How to connect nodes with same position without losing one?

Hello, I am running into an issue with the GSLayer.connectPathsWithNode_andNode_() method. If the two nodes have the same position, one of them is deleted. I need to keep them both.

Is there another method of connecting nodes, which retains both nodes even if they share the same position? Thanks!

You need to code that yourself. ;(

I see, thanks. I’m dealing with separate segments, that I all want to connect.

Some ideas I came up with:

• Create a “dummy node” somewhere (for example at (0, 0))
• Connect the last node of the first segment to that node
• Connect the first node of the next segment to that node
• Remove the dummy node

• Check whether the two nodes share the same position
• Connect them (and lose one of them in the process)
• Duplicate the resulting node programmatically

• Use a pen to connect the two nodes. I haven’t tried using pens yet, is that feasible?

Do these approaches make sense? Is there any other, smarter way?

With segments, you mean GSPath objects?
In this case:
You start with:

1. two open paths:
   1. check if the two connection nodes are in the right order.
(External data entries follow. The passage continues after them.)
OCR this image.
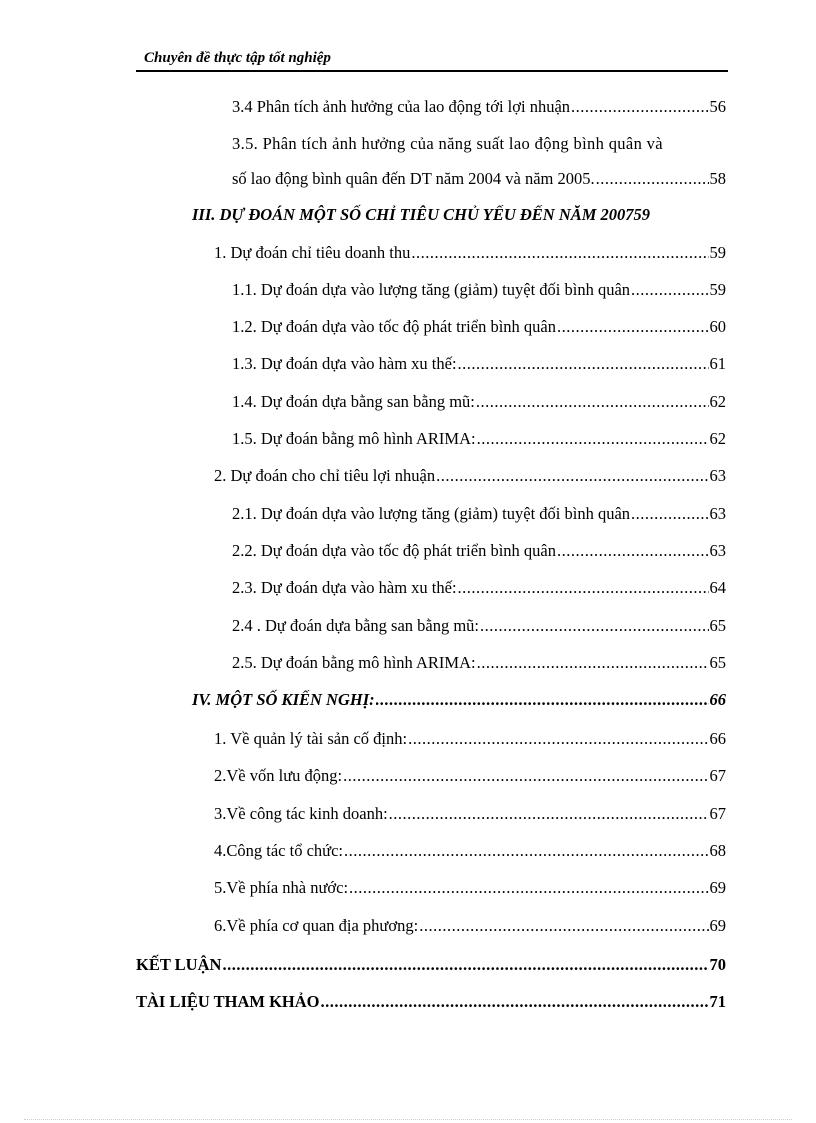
Chuyên đề thực tập tốt nghiệp
3.4 Phân tích ảnh hưởng của lao động tới lợi nhuận .....	56
3.5. Phân tích ảnh hưởng của năng suất lao động bình quân và
số lao động bình quân đến DT năm 2004 và năm 2005. .....	58
III. DỰ ĐOÁN MỘT SỐ CHỈ TIÊU CHỦ YẾU ĐẾN NĂM 2007 59
1. Dự đoán chỉ tiêu doanh thu .....	59
1.1. Dự đoán dựa vào lượng tăng (giảm) tuyệt đối bình quân .....	59
1.2. Dự đoán dựa vào tốc độ phát triển bình quân .....	60
1.3. Dự đoán dựa vào hàm xu thế: .....	61
1.4. Dự đoán dựa bằng san bằng mũ: .....	62
1.5. Dự đoán bằng mô hình ARIMA: .....	62
2. Dự đoán cho chỉ tiêu lợi nhuận .....	63
2.1. Dự đoán dựa vào lượng tăng (giảm) tuyệt đối bình quân .....	63
2.2. Dự đoán dựa vào tốc độ phát triển bình quân .....	63
2.3. Dự đoán dựa vào hàm xu thế: .....	64
2.4 . Dự đoán dựa bằng san bằng mũ: .....	65
2.5. Dự đoán bằng mô hình ARIMA: .....	65
IV. MỘT SỐ KIẾN NGHỊ: .....	66
1. Về quản lý tài sản cố định: .....	66
2.Về vốn lưu động: .....	67
3.Về công tác kinh doanh: .....	67
4.Công tác tổ chức: .....	68
5.Về phía nhà nước: .....	69
6.Về phía cơ quan địa phương: .....	69
KẾT LUẬN .....	70
TÀI LIỆU THAM KHẢO .....	71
The first node needs to be the end node of its path and the second needs to be the start node. Either switch the paths or reverse one or both segments.
   2. copy all nodes from the second path to the first.
2. one open path:
   1. close the path.

That makes sense. I didn’t realise it was that simple. Thanks!
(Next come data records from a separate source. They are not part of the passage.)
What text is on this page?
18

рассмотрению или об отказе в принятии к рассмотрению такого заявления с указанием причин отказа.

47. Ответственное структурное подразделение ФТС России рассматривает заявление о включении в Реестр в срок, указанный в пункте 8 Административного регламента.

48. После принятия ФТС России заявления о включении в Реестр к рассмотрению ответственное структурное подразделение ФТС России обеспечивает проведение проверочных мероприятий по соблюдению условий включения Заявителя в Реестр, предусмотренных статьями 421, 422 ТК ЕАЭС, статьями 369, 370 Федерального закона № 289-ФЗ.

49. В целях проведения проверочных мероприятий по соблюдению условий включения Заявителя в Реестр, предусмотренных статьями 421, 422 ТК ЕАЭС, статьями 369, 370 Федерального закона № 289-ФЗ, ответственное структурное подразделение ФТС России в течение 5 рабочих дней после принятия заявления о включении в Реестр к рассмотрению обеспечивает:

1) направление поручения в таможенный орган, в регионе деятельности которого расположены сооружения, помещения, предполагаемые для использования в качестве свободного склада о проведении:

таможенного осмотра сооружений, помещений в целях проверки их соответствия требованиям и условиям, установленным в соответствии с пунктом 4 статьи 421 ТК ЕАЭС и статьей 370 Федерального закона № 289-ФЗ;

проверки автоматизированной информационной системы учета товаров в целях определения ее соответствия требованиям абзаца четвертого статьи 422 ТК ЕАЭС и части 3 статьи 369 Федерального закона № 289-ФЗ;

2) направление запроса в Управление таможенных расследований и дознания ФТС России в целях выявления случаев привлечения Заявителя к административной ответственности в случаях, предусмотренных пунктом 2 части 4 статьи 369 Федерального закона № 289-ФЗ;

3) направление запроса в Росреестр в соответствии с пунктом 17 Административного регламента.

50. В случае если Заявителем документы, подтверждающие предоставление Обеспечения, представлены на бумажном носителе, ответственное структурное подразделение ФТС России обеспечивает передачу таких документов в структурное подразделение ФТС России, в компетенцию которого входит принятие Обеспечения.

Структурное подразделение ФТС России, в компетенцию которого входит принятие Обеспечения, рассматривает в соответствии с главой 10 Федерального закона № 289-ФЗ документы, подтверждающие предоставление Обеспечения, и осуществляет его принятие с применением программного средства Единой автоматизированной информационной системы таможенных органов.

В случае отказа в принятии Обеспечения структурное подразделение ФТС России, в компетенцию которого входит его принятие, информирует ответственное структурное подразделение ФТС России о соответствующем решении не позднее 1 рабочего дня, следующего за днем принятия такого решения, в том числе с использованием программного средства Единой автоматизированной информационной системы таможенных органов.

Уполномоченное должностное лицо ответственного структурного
In case anybody else is looking for this, it’s actually very easy:

for index in range(len(Layer.paths) - 1):
	for index, node in enumerate(Layer.paths[1].nodes):
		proxy_layer.paths[0].nodes.append(node)
	Layer.shapes.remove(Layer.paths[1])
Layer.paths[0].closed = True

This will iterate over all segments, which are separate paths in the layer, and copy the next path’s nodes to the first path, essentially just connecting them. It then removes the next path. In the end, the resulting single path is closed.